De repente, chega-se à conclusão que, de tanto abordar e tomar conhecimento sobre determinado assunto, podemos considerá-lo esgotado e óbvio demais para merecer a devida atenção dos leitores. Afinal de contas, dificilmente alguém se interessaria por ouvir, ver, falar ou ler a respeito de algo que já conhece suficientemente e pareça ser de domínio público em eventos e leitura na área de gestão. Infelizmente acabo chegando à conclusão de que estava redondamente enganado.
Ao vivenciar, em diversas oportunidades, fatos que causaram aborrecimentos, transtornos e decepções, vejo que sonhar e prometer serviços de qualidade tem sido mais comum para as empresas, do que efetivamente tomar atitudes concretas e que realmente façam a diferença. Cada vez mais percebo que as instituições públicas, privadas e não-governamentais têm que percorrer uma longa trajetória se almejarem conquistar um status em que seus serviços possam ser considerados de boa qualidade.
Todo mundo recorda, sem medo de errar, de alguma ocasião em que recebeu um péssimo atendimento. Seja numa loja, numa agência bancária, no transporte coletivo, num órgão público ou consultório médico enfim, todos já passaram por algum constrangimento dos mais variados tipos e proporções. Certamente você se lembra de ter sido atendido por pessoas sem conhecimento técnico e sem educação para entrar em contato com o cliente, isto sem levar em consideração o tempo que você passou esperando sem ser ao menos notado ou ainda, o descumprimento de prazos ou a insatisfação por não ver relação entre a propaganda e a realidade. E indo nesta direção percebemos que os prestadores de serviços de telefonia fixa e móvel, além dos fornecedores de água e de energia vivem em constante atrito com quem paga seus serviços e que realmente mantém suas atividades, pois sem público inexistiriam os serviços públicos ou privados.
E onde entra o IMTT (Instituto Municipal de Trânsito e Transporte) neste assunto? É apenas mais um péssimo exemplo de como não deve se comportar um órgão público, que existe para atender às demandas da sociedade e cujos servidores, incluindo a mais alta cúpula, são pagos com dinheiro público para servirem ao público, missão que deve ser cumprida fielmente, sob pena de ter tal serviço privatizado, só permanecendo no emprego os mais competentes.

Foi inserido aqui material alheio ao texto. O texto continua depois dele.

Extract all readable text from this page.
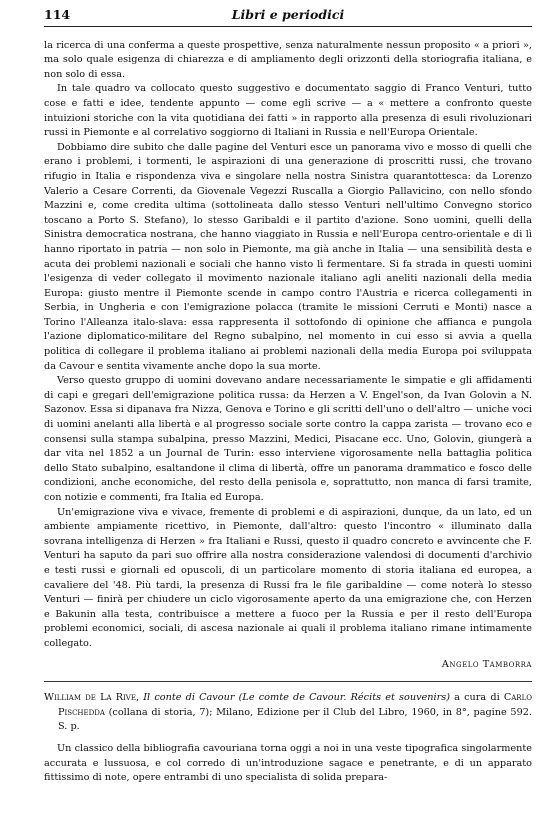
114	Libri e periodici

la ricerca di una conferma a queste prospettive, senza naturalmente nessun proposito « a priori », ma solo quale esigenza di chiarezza e di ampliamento degli orizzonti della storiografia italiana, e non solo di essa.

In tale quadro va collocato questo suggestivo e documentato saggio di Franco Venturi, tutto cose e fatti e idee, tendente appunto — come egli scrive — a « mettere a confronto queste intuizioni storiche con la vita quotidiana dei fatti » in rapporto alla presenza di esuli rivoluzionari russi in Piemonte e al correlativo soggiorno di Italiani in Russia e nell'Europa Orientale.

Dobbiamo dire subito che dalle pagine del Venturi esce un panorama vivo e mosso di quelli che erano i problemi, i tormenti, le aspirazioni di una generazione di proscritti russi, che trovano rifugio in Italia e rispondenza viva e singolare nella nostra Sinistra quarantottesca: da Lorenzo Valerio a Cesare Correnti, da Giovenale Vegezzi Ruscalla a Giorgio Pallavicino, con nello sfondo Mazzini e, come credita ultima (sottolineata dallo stesso Venturi nell'ultimo Convegno storico toscano a Porto S. Stefano), lo stesso Garibaldi e il partito d'azione. Sono uomini, quelli della Sinistra democratica nostrana, che hanno viaggiato in Russia e nell'Europa centro-orientale e di lì hanno riportato in patria — non solo in Piemonte, ma già anche in Italia — una sensibilità desta e acuta dei problemi nazionali e sociali che hanno visto lì fermentare. Si fa strada in questi uomini l'esigenza di veder collegato il movimento nazionale italiano agli aneliti nazionali della media Europa: giusto mentre il Piemonte scende in campo contro l'Austria e ricerca collegamenti in Serbia, in Ungheria e con l'emigrazione polacca (tramite le missioni Cerruti e Monti) nasce a Torino l'Alleanza italo-slava: essa rappresenta il sottofondo di opinione che affianca e pungola l'azione diplomatico-militare del Regno subalpino, nel momento in cui esso si avvia a quella politica di collegare il problema italiano ai problemi nazionali della media Europa poi sviluppata da Cavour e sentita vivamente anche dopo la sua morte.

Verso questo gruppo di uomini dovevano andare necessariamente le simpatie e gli affidamenti di capi e gregari dell'emigrazione politica russa: da Herzen a V. Engel'son, da Ivan Golovin a N. Sazonov. Essa si dipanava fra Nizza, Genova e Torino e gli scritti dell'uno o dell'altro — uniche voci di uomini anelanti alla libertà e al progresso sociale sorte contro la cappa zarista — trovano eco e consensi sulla stampa subalpina, presso Mazzini, Medici, Pisacane ecc. Uno, Golovin, giungerà a dar vita nel 1852 a un Journal de Turin: esso interviene vigorosamente nella battaglia politica dello Stato subalpino, esaltandone il clima di libertà, offre un panorama drammatico e fosco delle condizioni, anche economiche, del resto della penisola e, soprattutto, non manca di farsi tramite, con notizie e commenti, fra Italia ed Europa.

Un'emigrazione viva e vivace, fremente di problemi e di aspirazioni, dunque, da un lato, ed un ambiente ampiamente ricettivo, in Piemonte, dall'altro: questo l'incontro « illuminato dalla sovrana intelligenza di Herzen » fra Italiani e Russi, questo il quadro concreto e avvincente che F. Venturi ha saputo da pari suo offrire alla nostra considerazione valendosi di documenti d'archivio e testi russi e giornali ed opuscoli, di un particolare momento di storia italiana ed europea, a cavaliere del '48. Più tardi, la presenza di Russi fra le file garibaldine — come noterà lo stesso Venturi — finirà per chiudere un ciclo vigorosamente aperto da una emigrazione che, con Herzen e Bakunin alla testa, contribuisce a mettere a fuoco per la Russia e per il resto dell'Europa problemi economici, sociali, di ascesa nazionale ai quali il problema italiano rimane intimamente collegato.

Angelo Tamborra

William de La Rive, Il conte di Cavour (Le comte de Cavour. Récits et souvenirs) a cura di Carlo Pischedda (collana di storia, 7); Milano, Edizione per il Club del Libro, 1960, in 8°, pagine 592. S. p.

Un classico della bibliografia cavouriana torna oggi a noi in una veste tipografica singolarmente accurata e lussuosa, e col corredo di un'introduzione sagace e penetrante, e di un apparato fittissimo di note, opere entrambi di uno specialista di solida prepara-
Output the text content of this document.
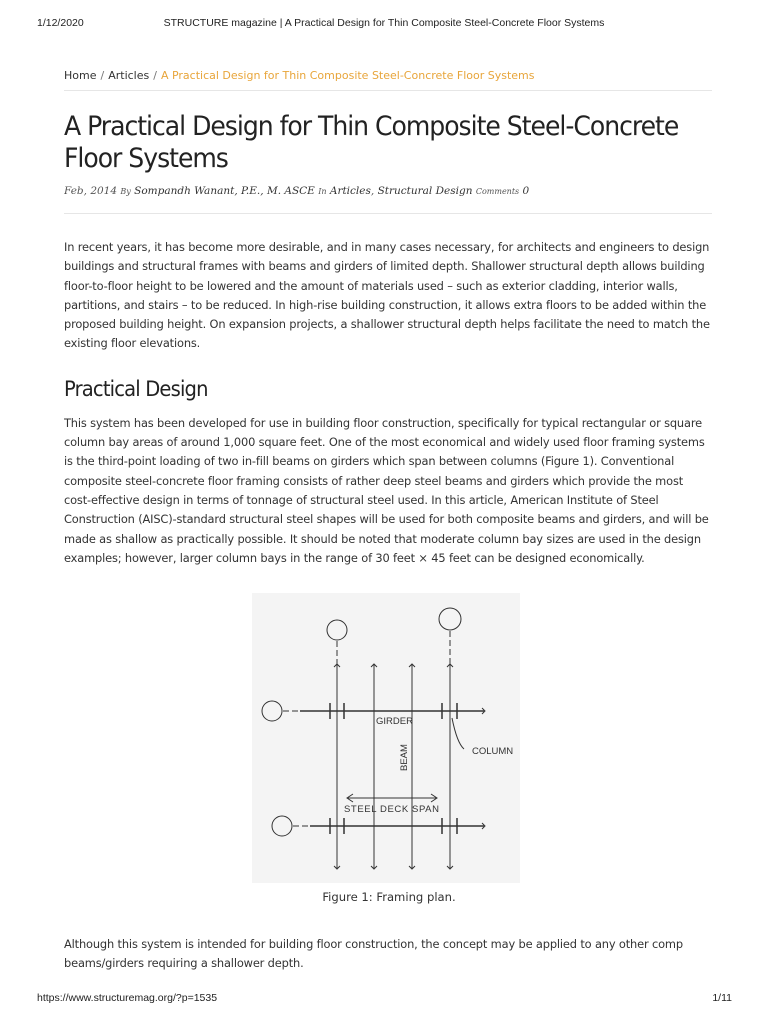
1/12/2020	STRUCTURE magazine | A Practical Design for Thin Composite Steel-Concrete Floor Systems
Home / Articles / A Practical Design for Thin Composite Steel-Concrete Floor Systems
A Practical Design for Thin Composite Steel-Concrete Floor Systems
Feb, 2014 By Sompandh Wanant, P.E., M. ASCE In Articles, Structural Design Comments 0

In recent years, it has become more desirable, and in many cases necessary, for architects and engineers to design buildings and structural frames with beams and girders of limited depth. Shallower structural depth allows building floor-to-floor height to be lowered and the amount of materials used – such as exterior cladding, interior walls, partitions, and stairs – to be reduced. In high-rise building construction, it allows extra floors to be added within the proposed building height. On expansion projects, a shallower structural depth helps facilitate the need to match the existing floor elevations.

Practical Design

This system has been developed for use in building floor construction, specifically for typical rectangular or square column bay areas of around 1,000 square feet. One of the most economical and widely used floor framing systems is the third-point loading of two in-fill beams on girders which span between columns (Figure 1). Conventional composite steel-concrete floor framing consists of rather deep steel beams and girders which provide the most cost-effective design in terms of tonnage of structural steel used. In this article, American Institute of Steel Construction (AISC)-standard structural steel shapes will be used for both composite beams and girders, and will be made as shallow as practically possible. It should be noted that moderate column bay sizes are used in the design examples; however, larger column bays in the range of 30 feet × 45 feet can be designed economically.

GIRDER
BEAM	COLUMN
STEEL DECK SPAN
Figure 1: Framing plan.

Although this system is intended for building floor construction, the concept may be applied to any other comp beams/girders requiring a shallower depth.

https://www.structuremag.org/?p=1535	1/11
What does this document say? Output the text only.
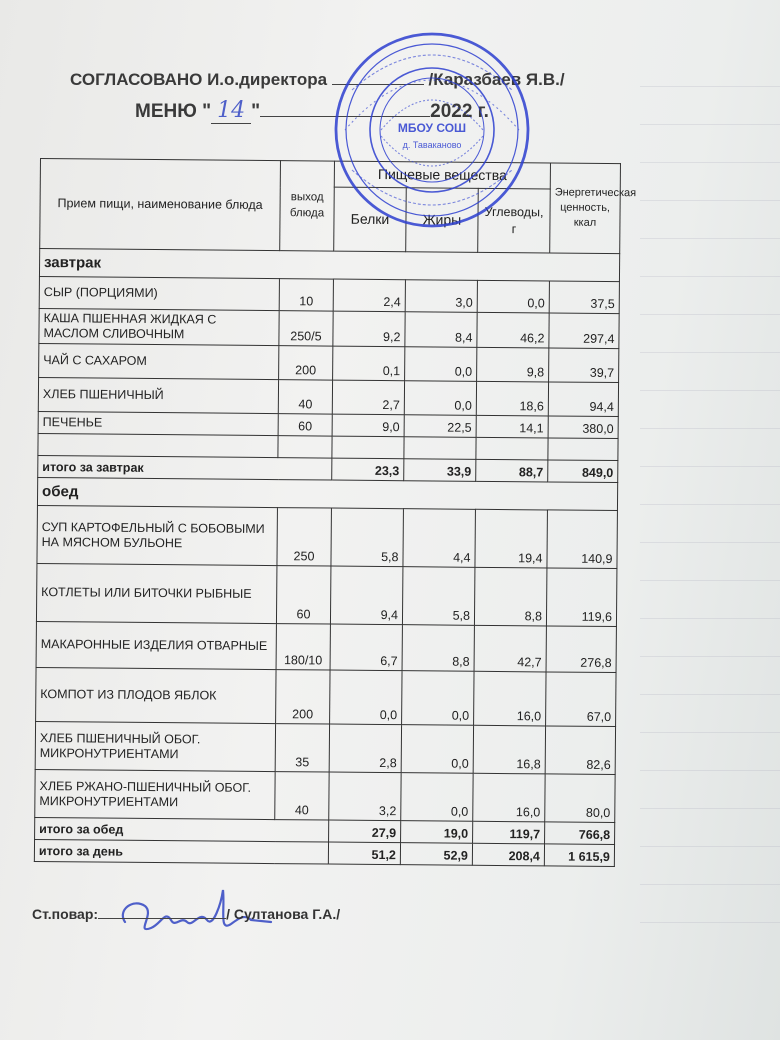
СОГЛАСОВАНО И.о.директора	/Каразбаев Я.В./
МЕНЮ " 14 "	2022 г.
Прием пищи, наименование блюда	выход блюда	Пищевые вещества			Энергетическая ценность, ккал
		Белки	Жиры	Углеводы, г	
завтрак					
СЫР (ПОРЦИЯМИ)	10	2,4	3,0	0,0	37,5
КАША ПШЕННАЯ ЖИДКАЯ С МАСЛОМ СЛИВОЧНЫМ	250/5	9,2	8,4	46,2	297,4
ЧАЙ С САХАРОМ	200	0,1	0,0	9,8	39,7
ХЛЕБ ПШЕНИЧНЫЙ	40	2,7	0,0	18,6	94,4
ПЕЧЕНЬЕ	60	9,0	22,5	14,1	380,0

итого за завтрак		23,3	33,9	88,7	849,0
обед					
СУП КАРТОФЕЛЬНЫЙ С БОБОВЫМИ НА МЯСНОМ БУЛЬОНЕ	250	5,8	4,4	19,4	140,9
КОТЛЕТЫ ИЛИ БИТОЧКИ РЫБНЫЕ	60	9,4	5,8	8,8	119,6
МАКАРОННЫЕ ИЗДЕЛИЯ ОТВАРНЫЕ	180/10	6,7	8,8	42,7	276,8
КОМПОТ ИЗ ПЛОДОВ ЯБЛОК	200	0,0	0,0	16,0	67,0
ХЛЕБ ПШЕНИЧНЫЙ ОБОГ. МИКРОНУТРИЕНТАМИ	35	2,8	0,0	16,8	82,6
ХЛЕБ РЖАНО-ПШЕНИЧНЫЙ ОБОГ. МИКРОНУТРИЕНТАМИ	40	3,2	0,0	16,0	80,0
итого за обед		27,9	19,0	119,7	766,8
итого за день		51,2	52,9	208,4	1 615,9
МБОУ СОШ
д. Таваканово
Ст.повар:	/ Султанова Г.А./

Pois aqui temos uma pequena amostra: através da Carta número 001/2009 – Conjunto Kyssia, comunitários formalizaram e protocolaram reivindicações ao referido IMTT no dia 24 de setembro de 2009, citando telefones e endereços para contato. Até hoje, sequer telefonaram para dar uma satisfação. E os comunitários continuam a conviver com acidentes semanais e capotamentos nos seus cruzamentos, tão carentes de sinalização vertical e horizontal eficiente, com redutores de velocidade tanto na rua principal como também nas ruas que circundam o referido conjunto.
Estudos realizados em empresas de serviços americanas atestam que, em geral, 96% dos clientes insatisfeitos não reclamam. No entanto, tendem a comentar suas experiências negativas com outras 15 pessoas, em média. Os aspectos positivos alcançam, em média, a serem comentados com mais outras seis pessoas. Presume-se, portanto, que qualidade de serviços é um assunto de grande relevância socioeconômica e importância estratégica, visto que influi diretamente na imagem da empresa e, logo, implica diretamente na sua posição no mercado.
É imperioso que o cidadão participe efusivamente na reconstrução do desempenho das instituições públicas e dos prestadores de serviço privado. Somente quando o cliente tem a consciência de que ele é a peça principal desse processo e assume o papel de agente transformador, as relações passam a figurar entre as mais salutares e eficazes. O cliente é o elemento central, pois ele é o cerne da questão e o responsável pela efetiva compra do serviço e pela remuneração do capital investido no negócio.
O próprio conceito de qualidade demonstra que o cliente acaba sendo aquele que dá a palavra final a respeito do nível de qualidade. Muito apropriado, pois quem está mais capacitado para emitir um atestado de qualidade dos serviços é quem está do lado de fora do balcão. Se ele não perceber qualidade, pouco adiantarão os investimentos em estratégia competitiva, modernas instalações físicas, inovações tecnológicas, treinamento de pessoal e propaganda.